Gripping from start to finish.


Christine

10/10

Besides the fact that I laughed most of the way through, it is and will always be a 10.

When I was a young girl, sixteen maybe seventeen, I first came came across Christine. She scared the beejeebers out of me. I somehow did not comprehend that she was being driven by the ghost of her old owner. 

Many years later I got an inferno red Chrysler P.T. Cruiser and on the way home from the sale she played the charts from the nineteen sixties and yet the radio dash read 'No Signal'. I called her Christine and she sure lived up to her name, but that's another story.

Christine is told in the first person from the POV of Dennis Guilder, whose best friend Arnie Cunningham buys a clapped out old Chrysler Plymouth in cherry red and white frfom a psycho called LeBay.
The demon car goes around killing everyone who upsets her or Arnie. When Dennis his best and only friend falls for Arnie's girlfriend Leigh, the car sets its sights on them, but is it the car or is it LeBay and can anyone get away?

Read and find out.


Rita Hayworth and The Shawshank Redemption

10/10

It is rare that I see a movie first, in fact, it's rare that I watch movies at all, but who hasn't seen The Shawshank Redemption? I watched it because of my love of Morgan Freeman. 

The book is better.

Told from the viewpoint of Red, an inmate at Shawshank Jail, the story follows a fellow inmate who becomes just too darned useful to the prison heirarchy that when he has a chance to prove his innocence they throw him in solitary for his efforts. 

But, then there's always Rita Hayworth.

What do I mean?
Read and find out.


Apt Pupil

8/10

With everything that's going on at the moment Apt Pupil was an apt book to read.
Dennis thinks it's clever to blackmail a Nazi war criminal into telling him all the horrible things he did in Patin Concetration Camp, but the horror runs off him like water off a ducks back.

Tramps go missing in the town, and the Nazi isn't the only one on a killing spree.

The Nazi has a heart attack, but can he escape justice one final time?

Dennis gets a taste for murder, but how many can he kill before the authorities catch up with him?

The Body

8/10

As I'm reading this, I'm seeing snippets from Stand By Me, and on further research, that movie is based on The Body.

IMO it's not horror. It's a tale about a group of kids whose lives are not great, going off on an adventure and they can't comprehend the impact it will have.

The Body is told from the point of one of the boys, Gordie, whose parents can't get over the death of his brother long enough to realise they still have a living, breathing child. Gordie needs someone to notice him. If he can claim the discovery of the body of a young boy that is missing, he will get the renown he desperately craves. 

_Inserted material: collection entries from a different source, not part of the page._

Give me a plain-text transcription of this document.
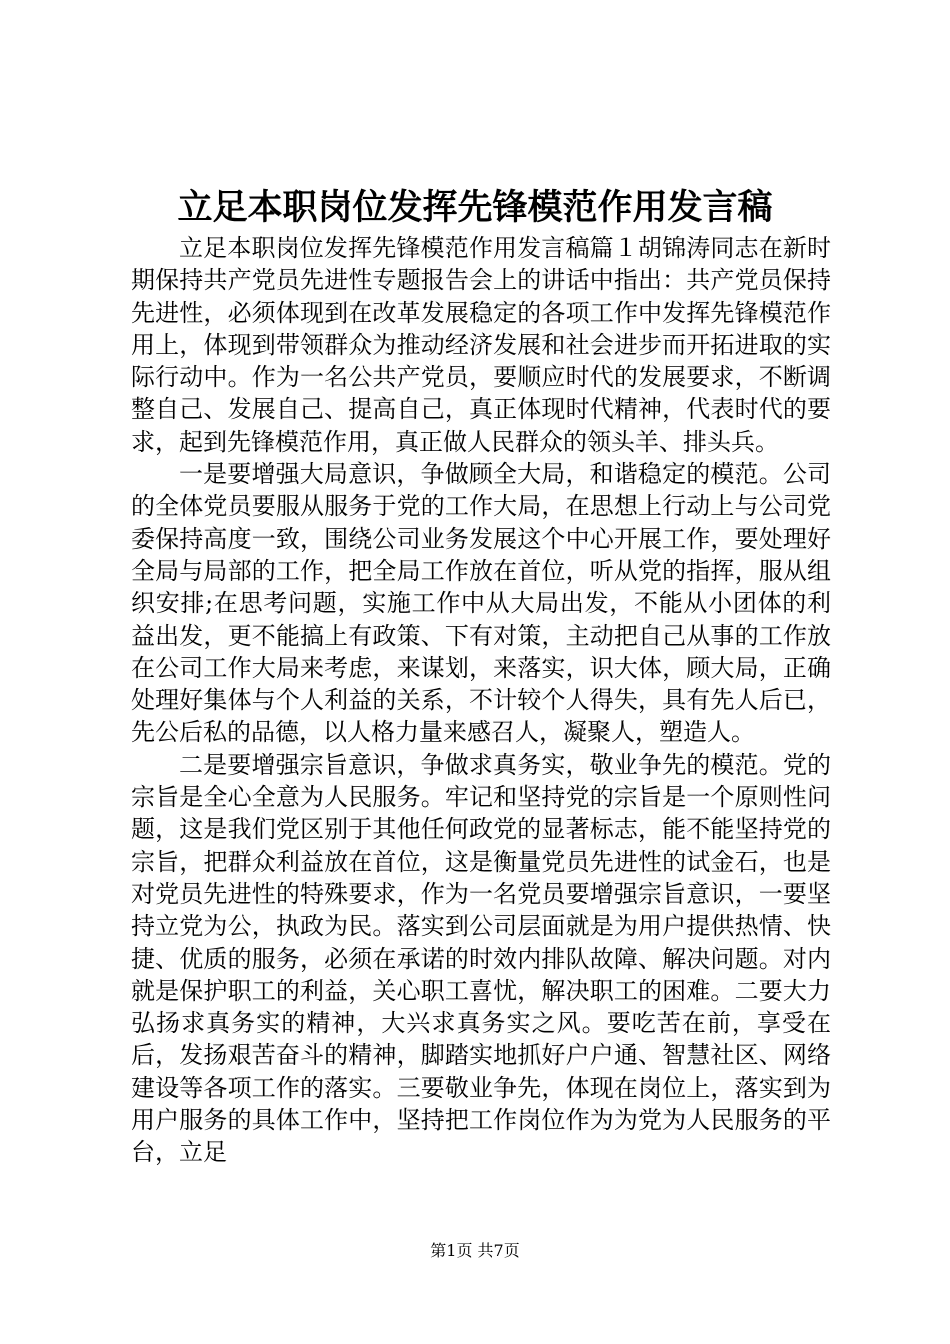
立足本职岗位发挥先锋模范作用发言稿

立足本职岗位发挥先锋模范作用发言稿篇１胡锦涛同志在新时期保持共产党员先进性专题报告会上的讲话中指出：共产党员保持先进性，必须体现到在改革发展稳定的各项工作中发挥先锋模范作用上，体现到带领群众为推动经济发展和社会进步而开拓进取的实际行动中。作为一名公共产党员，要顺应时代的发展要求，不断调整自己、发展自己、提高自己，真正体现时代精神，代表时代的要求，起到先锋模范作用，真正做人民群众的领头羊、排头兵。

一是要增强大局意识，争做顾全大局，和谐稳定的模范。公司的全体党员要服从服务于党的工作大局，在思想上行动上与公司党委保持高度一致，围绕公司业务发展这个中心开展工作，要处理好全局与局部的工作，把全局工作放在首位，听从党的指挥，服从组织安排;在思考问题，实施工作中从大局出发，不能从小团体的利益出发，更不能搞上有政策、下有对策，主动把自己从事的工作放在公司工作大局来考虑，来谋划，来落实，识大体，顾大局，正确处理好集体与个人利益的关系，不计较个人得失，具有先人后已，先公后私的品德，以人格力量来感召人，凝聚人，塑造人。

二是要增强宗旨意识，争做求真务实，敬业争先的模范。党的宗旨是全心全意为人民服务。牢记和坚持党的宗旨是一个原则性问题，这是我们党区别于其他任何政党的显著标志，能不能坚持党的宗旨，把群众利益放在首位，这是衡量党员先进性的试金石，也是对党员先进性的特殊要求，作为一名党员要增强宗旨意识，一要坚持立党为公，执政为民。落实到公司层面就是为用户提供热情、快捷、优质的服务，必须在承诺的时效内排队故障、解决问题。对内就是保护职工的利益，关心职工喜忧，解决职工的困难。二要大力弘扬求真务实的精神，大兴求真务实之风。要吃苦在前，享受在后，发扬艰苦奋斗的精神，脚踏实地抓好户户通、智慧社区、网络建设等各项工作的落实。三要敬业争先，体现在岗位上，落实到为用户服务的具体工作中，坚持把工作岗位作为为党为人民服务的平台，立足

第1页 共7页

All the boys have their reasons for wanting to find the body and claim it.
It’s a story of childhood and of a sudden growing up. Of ups and downs and escapism in the way only a child can. 



The Breathing Method

7/10

Another book that I'm not convinced can be classed as horror.

249 is an exclusive club. Membership is by invite only, although you don't need an invitation. You just need to have a good story. Some of the stories are horrific, especially the ones told at Christmas. 

King hints at a monster slithering around in the background there but (leastways) in this book it doesn't materialise. I dare say it will in another. I'll let you know if or when it does. 

The last story is that from a gynocologist who as a pioneer of regulating labour with breathing had taught a single mother his Breathing Method. To find out what happens with this breathing method, you need to read the book.